There are now 82 cases in 18 countries. Of these, only 7 had no history of travel in China. There has been human-to-human transmission in 3 countries outside China. One of these cases is severe and there have been no deaths.
The Committee welcomed the leadership and political commitment of the very highest levels of Chinese government authorities, their commitment to transparency, and the efforts made to investigate and contain the current outbreak. China quickly identified the virus and shared its sequence, so that other countries could diagnose it quickly and protect themselves, which has resulted in the rapid development of diagnostic tools.
The very strong measures the country has taken include daily contact with WHO and comprehensive multi-sectoral approaches to prevent further spread. It has also taken public health measures in other cities and provinces; is conducting studies on the severity and transmissibility of the virus and sharing data and biological material. The country has also agreed to work with other countries that need their support. The measures China has taken are good not only for that country but also for the rest of the world.

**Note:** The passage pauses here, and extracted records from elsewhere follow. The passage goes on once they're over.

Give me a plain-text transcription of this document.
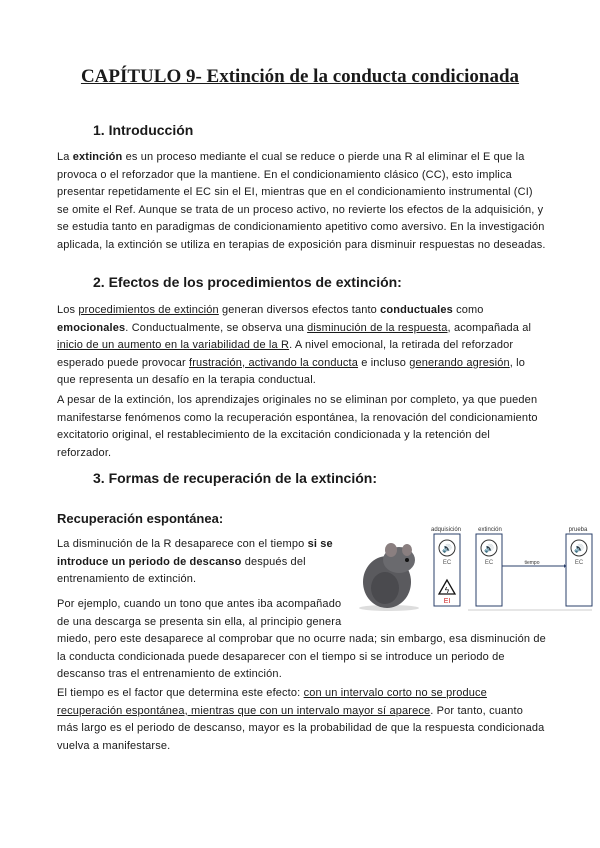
CAPÍTULO 9- Extinción de la conducta condicionada
1. Introducción

La extinción es un proceso mediante el cual se reduce o pierde una R al eliminar el E que la provoca o el reforzador que la mantiene. En el condicionamiento clásico (CC), esto implica presentar repetidamente el EC sin el EI, mientras que en el condicionamiento instrumental (CI) se omite el Ref. Aunque se trata de un proceso activo, no revierte los efectos de la adquisición, y se estudia tanto en paradigmas de condicionamiento apetitivo como aversivo. En la investigación aplicada, la extinción se utiliza en terapias de exposición para disminuir respuestas no deseadas.

2. Efectos de los procedimientos de extinción:

Los procedimientos de extinción generan diversos efectos tanto conductuales como emocionales. Conductualmente, se observa una disminución de la respuesta, acompañada al inicio de un aumento en la variabilidad de la R. A nivel emocional, la retirada del reforzador esperado puede provocar frustración, activando la conducta e incluso generando agresión, lo que representa un desafío en la terapia conductual.

A pesar de la extinción, los aprendizajes originales no se eliminan por completo, ya que pueden manifestarse fenómenos como la recuperación espontánea, la renovación del condicionamiento excitatorio original, el restablecimiento de la excitación condicionada y la retención del reforzador.

3. Formas de recuperación de la extinción:
Recuperación espontánea:

La disminución de la R desaparece con el tiempo si se introduce un periodo de descanso después del entrenamiento de extinción.

Por ejemplo, cuando un tono que antes iba acompañado de una descarga se presenta sin ella, al principio genera miedo, pero este desaparece al comprobar que no ocurre nada; sin embargo, esa disminución de la conducta condicionada puede desaparecer con el tiempo si se introduce un periodo de descanso tras el entrenamiento de extinción.

El tiempo es el factor que determina este efecto: con un intervalo corto no se produce recuperación espontánea, mientras que con un intervalo mayor sí aparece. Por tanto, cuanto más largo es el periodo de descanso, mayor es la probabilidad de que la respuesta condicionada vuelva a manifestarse.

adquisición	extinción	prueba
🔊	🔊	🔊
EC	EC	EC
ϟ
EI
tiempo
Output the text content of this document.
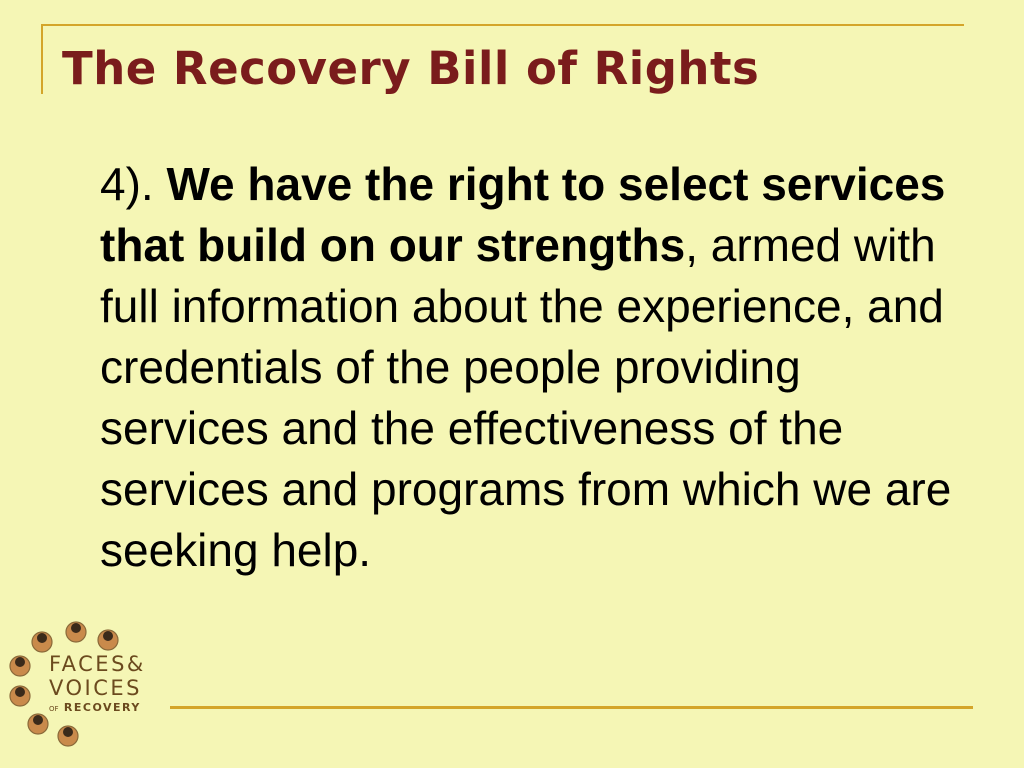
The Recovery Bill of Rights

4). We have the right to select services that build on our strengths, armed with full information about the experience, and credentials of the people providing services and the effectiveness of the services and programs from which we are seeking help.

FACES&
VOICES
OF RECOVERY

The Committee acknowledged the leading role of WHO and its partners.
In Canada Concern from First Nation Leadership
In Ontario, Indigenous people are raising concern over the possible impact coronavirus will have on their communities. For International readers, In Northern Ontario, a great number of Indigenous people live in remote communities that for most of the year are only accessible by air. During the winter for a brief period, winter roads built on the frozen rivers and lakes connect those communities.
Ontario Regional Chief RoseAnne Archibald states, “The Chiefs of Ontario Health staff are in contact with the Public Health Agency of Canada, FNIHB & the Office of the Chief Medical Officer of Health on the Novel Coronavirus emerging from Wuhan China — we are involved in daily updates. Our Chief Operating Officer, Tracy Antone is also ensuring that information is shared with our Leadership, Health Directors and community members.”
Nishnawbe Aski Nation Grand Chief Alvin Fiddler states, “There is a lot of information and misinformation that is spreading across social media regarding the Coronavirus. We take the health of our community members very seriously and released this information to the NAN Chiefs last evening.
“We will continue to closely monitor the situation and will provide regular updates when new information is available to us. If you have any concerns about your health, please go to your nursing station or contact Telehealth at 1-866-797-0000.”
Indigenous Services Canada was asked for a copy of the plan they have provided to Chiefs of Ontario but as of yet have not been able to supply that copy.